“My view on life changed the day they amputated my legs.”
Zarevitz Camacho – affectionately called ‘Zaza’- was silent for a moment then laughed.
“I learned to value the small things, above all that you have to help others,” she said.
It happened on the night of April 29, 2011. She was waiting for the train on the platform of El Silencio, one of the metro stations in Caracas, when she felt dizzy and fell onto the tracks. When she opened her eyes, she saw the train passing over her.
The underground workers thought she was dead. But she cried out with strength and threw a bag within her reach. Someone shouted, “She’s alive!”
They rescued her and took her to a hospital. There her legs were cut off at the knees.
“At first it affected me [negatively], but I learned to see it positively, that we have to be better human beings, giving a hand to others,” Camacho said.
Now she’s one of the promoters of Project Nala, a foundation that makes wheelchairs for dogs and cats with walking difficulties. It was an idea of her friend Ann González, a Venezuelan who was worried there were no alternatives for pets with paralysis or missing legs.
González experimented with different materials to build structures tailored to each animal to facilitate their movement. It worked, and currently they have received orders from as far away as Australia.
“You’re hardly charged for the materials, and not for the labour. What interests us is that the animals can walk, not making money with that,” said Camacho.
Faced with so much demand, Camacho and González uploaded videos to Youtube explaining how the chairs are assembled to fit individual animals. With those videos, whoever needs a chair can make one for their furry friend.
But Camacho hasn’t stopped there.
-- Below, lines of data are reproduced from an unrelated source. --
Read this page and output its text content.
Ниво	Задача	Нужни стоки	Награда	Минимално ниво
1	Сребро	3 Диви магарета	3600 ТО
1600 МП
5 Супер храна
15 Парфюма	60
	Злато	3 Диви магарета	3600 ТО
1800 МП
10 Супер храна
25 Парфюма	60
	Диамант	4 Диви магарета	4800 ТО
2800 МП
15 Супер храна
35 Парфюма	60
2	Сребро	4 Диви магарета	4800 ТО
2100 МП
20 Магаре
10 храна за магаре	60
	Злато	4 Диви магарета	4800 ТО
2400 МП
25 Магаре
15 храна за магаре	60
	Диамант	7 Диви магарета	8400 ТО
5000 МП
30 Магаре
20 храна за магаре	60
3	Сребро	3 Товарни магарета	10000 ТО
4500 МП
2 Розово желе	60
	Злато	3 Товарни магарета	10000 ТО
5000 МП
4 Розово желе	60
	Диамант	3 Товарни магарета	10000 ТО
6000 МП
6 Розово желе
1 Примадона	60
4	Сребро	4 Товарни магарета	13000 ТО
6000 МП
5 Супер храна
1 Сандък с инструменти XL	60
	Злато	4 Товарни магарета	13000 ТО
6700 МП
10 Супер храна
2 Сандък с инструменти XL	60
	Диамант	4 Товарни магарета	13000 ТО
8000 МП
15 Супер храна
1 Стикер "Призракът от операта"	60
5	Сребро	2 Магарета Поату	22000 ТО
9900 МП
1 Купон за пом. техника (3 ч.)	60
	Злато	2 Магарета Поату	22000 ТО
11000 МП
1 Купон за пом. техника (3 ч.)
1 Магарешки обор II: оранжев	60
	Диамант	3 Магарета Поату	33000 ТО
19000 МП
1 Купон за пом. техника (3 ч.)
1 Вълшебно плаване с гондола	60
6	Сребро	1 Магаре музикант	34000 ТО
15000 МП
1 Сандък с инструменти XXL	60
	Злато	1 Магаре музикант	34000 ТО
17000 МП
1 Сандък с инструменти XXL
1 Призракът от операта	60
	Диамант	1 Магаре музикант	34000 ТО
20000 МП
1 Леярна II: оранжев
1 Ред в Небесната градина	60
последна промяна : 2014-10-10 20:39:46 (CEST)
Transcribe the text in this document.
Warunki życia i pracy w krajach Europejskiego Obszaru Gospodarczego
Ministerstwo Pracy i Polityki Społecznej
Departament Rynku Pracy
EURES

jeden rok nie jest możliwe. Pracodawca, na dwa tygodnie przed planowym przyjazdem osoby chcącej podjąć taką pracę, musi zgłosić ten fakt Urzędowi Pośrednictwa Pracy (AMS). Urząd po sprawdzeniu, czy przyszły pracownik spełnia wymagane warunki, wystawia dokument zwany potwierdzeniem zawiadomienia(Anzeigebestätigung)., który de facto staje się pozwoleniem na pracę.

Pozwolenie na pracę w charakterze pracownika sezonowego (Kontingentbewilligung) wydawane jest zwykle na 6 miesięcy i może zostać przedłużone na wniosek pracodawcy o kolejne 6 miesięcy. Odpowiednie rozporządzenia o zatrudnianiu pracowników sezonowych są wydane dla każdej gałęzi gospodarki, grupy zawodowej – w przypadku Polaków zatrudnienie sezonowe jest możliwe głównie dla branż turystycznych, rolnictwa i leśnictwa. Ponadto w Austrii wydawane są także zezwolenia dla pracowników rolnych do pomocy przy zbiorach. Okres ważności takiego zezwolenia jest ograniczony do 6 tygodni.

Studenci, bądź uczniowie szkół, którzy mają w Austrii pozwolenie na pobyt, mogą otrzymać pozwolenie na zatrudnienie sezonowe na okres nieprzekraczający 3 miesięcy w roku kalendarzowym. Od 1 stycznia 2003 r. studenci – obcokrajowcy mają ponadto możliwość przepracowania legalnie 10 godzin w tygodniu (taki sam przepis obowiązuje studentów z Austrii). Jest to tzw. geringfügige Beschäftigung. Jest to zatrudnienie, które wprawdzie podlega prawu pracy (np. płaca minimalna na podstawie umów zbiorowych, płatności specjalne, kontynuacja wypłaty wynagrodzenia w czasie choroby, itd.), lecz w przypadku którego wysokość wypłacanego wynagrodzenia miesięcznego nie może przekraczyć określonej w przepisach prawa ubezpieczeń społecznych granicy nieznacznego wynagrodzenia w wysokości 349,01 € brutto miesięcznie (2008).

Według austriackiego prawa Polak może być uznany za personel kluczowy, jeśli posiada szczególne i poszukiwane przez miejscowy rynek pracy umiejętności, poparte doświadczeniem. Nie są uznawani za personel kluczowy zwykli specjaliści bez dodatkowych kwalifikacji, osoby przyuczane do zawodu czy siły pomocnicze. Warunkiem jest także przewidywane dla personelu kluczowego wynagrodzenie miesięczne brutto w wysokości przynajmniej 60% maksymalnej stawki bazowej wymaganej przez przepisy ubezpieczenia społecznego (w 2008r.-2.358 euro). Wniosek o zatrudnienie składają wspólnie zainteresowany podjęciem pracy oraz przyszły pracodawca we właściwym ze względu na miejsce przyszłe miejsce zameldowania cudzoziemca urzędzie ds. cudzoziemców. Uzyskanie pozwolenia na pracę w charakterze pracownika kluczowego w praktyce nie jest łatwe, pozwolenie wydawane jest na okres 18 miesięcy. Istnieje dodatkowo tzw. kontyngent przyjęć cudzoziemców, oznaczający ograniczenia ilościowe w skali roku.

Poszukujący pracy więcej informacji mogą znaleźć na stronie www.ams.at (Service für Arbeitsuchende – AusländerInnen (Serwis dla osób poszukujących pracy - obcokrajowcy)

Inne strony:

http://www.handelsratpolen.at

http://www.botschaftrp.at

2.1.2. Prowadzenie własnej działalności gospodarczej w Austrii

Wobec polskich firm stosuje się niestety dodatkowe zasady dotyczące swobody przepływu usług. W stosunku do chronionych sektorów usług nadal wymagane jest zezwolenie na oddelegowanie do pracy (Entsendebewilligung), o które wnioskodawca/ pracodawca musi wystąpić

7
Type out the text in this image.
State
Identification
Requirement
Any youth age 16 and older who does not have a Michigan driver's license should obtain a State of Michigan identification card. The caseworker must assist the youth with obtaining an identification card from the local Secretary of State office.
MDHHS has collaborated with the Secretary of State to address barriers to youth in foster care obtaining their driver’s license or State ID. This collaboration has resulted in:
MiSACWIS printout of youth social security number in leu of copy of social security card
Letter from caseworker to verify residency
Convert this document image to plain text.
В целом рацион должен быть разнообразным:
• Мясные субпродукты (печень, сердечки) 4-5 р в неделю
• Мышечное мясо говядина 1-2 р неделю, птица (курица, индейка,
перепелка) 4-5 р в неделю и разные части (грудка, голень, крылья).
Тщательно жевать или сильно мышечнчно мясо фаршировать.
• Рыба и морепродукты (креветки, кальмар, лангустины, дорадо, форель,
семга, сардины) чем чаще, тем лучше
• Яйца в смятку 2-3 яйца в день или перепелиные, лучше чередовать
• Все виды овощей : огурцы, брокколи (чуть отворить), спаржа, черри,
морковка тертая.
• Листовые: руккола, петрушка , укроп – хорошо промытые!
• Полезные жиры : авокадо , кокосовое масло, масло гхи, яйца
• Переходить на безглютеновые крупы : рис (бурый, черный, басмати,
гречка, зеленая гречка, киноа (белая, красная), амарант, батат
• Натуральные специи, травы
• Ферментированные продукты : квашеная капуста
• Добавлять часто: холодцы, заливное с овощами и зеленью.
Her experience allowed her to become a motivational speaker and she pursued a diploma in personal coaching. Now she does motivational conferences where she provides people tools to overcome difficult situations.
She also created Fundacapacidad, an organization that works as a support channel for people with disabilities.
“We get medicine through donations and we take care of distributing them,” she said.
It is no easy task in a country like Venezuela, where a severe economic crisis has impacted the health sector.
“We do it as a team. We have had support from private companies and individuals. Every [amount of] help counts.”
So far Camacho considers the project a success.
“We’ve supported a lot of people,” she says with a hint of pride and a smile.